Matt Mahmoudi, a technology researcher at Amnesty International, called it “TradeOff Surveillance-For-Services” often seen in smart cities.
“The type of certain facial recognition (the type launched in Abu Dhabi) is worrying because mass supervision technology stands to violate the rights of the community for privacy,” he said by telephone.
UAE is rated “not free” by the US-based Freedom Think Tank house, which says state supervision from the internet is widespread, violates the user’s rights for privacy, and does not seem to be regulated by “meaningful legal supervision.” That “opaque legal framework” In particular, it can cause religious or sexual minority abuse in the emirate, mostly conservatives, said Mohamad Najem, Executive Director of the Digital Group of Lebanese-based digital rights.

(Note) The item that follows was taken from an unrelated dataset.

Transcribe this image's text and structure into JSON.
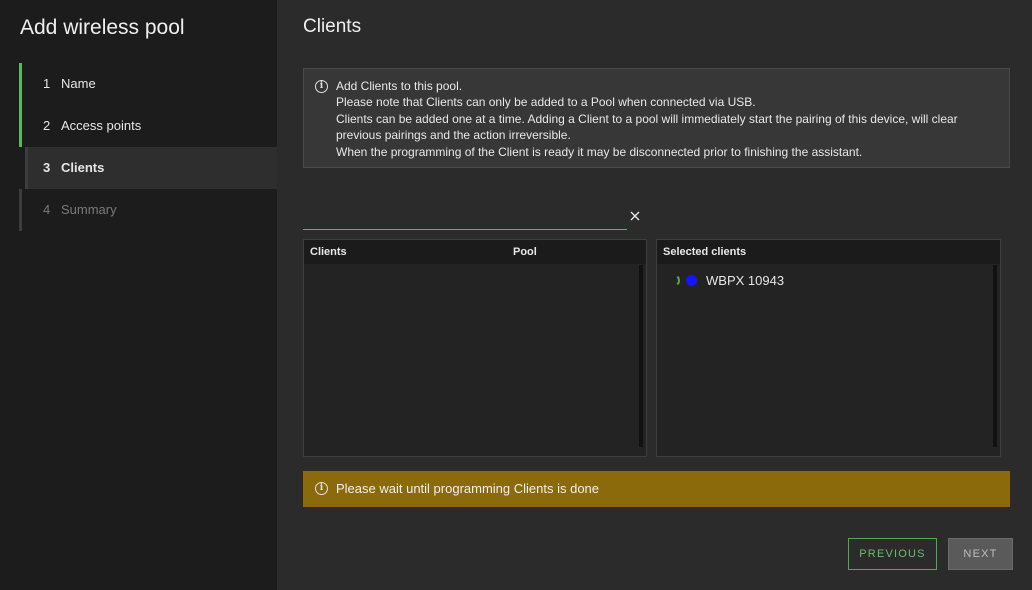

Khalid Ibrahim, the executive director of the Gulf non-profit center for human rights, is also worried that the technology can cause more oversight of migrant workers in the UAE, which according to the International Labor Organization accommodates the fifth largest migrant population in the world.
The launch of the new Abu Dhabi scanner “is not transparent,” said Ibrahim, demanding further details from the government about how the technology works, the role of what facial recognition is played in it, and if security forces will have access to results.
“These are all important questions that the number of transparency that shrinks the government has not spoken,” he said.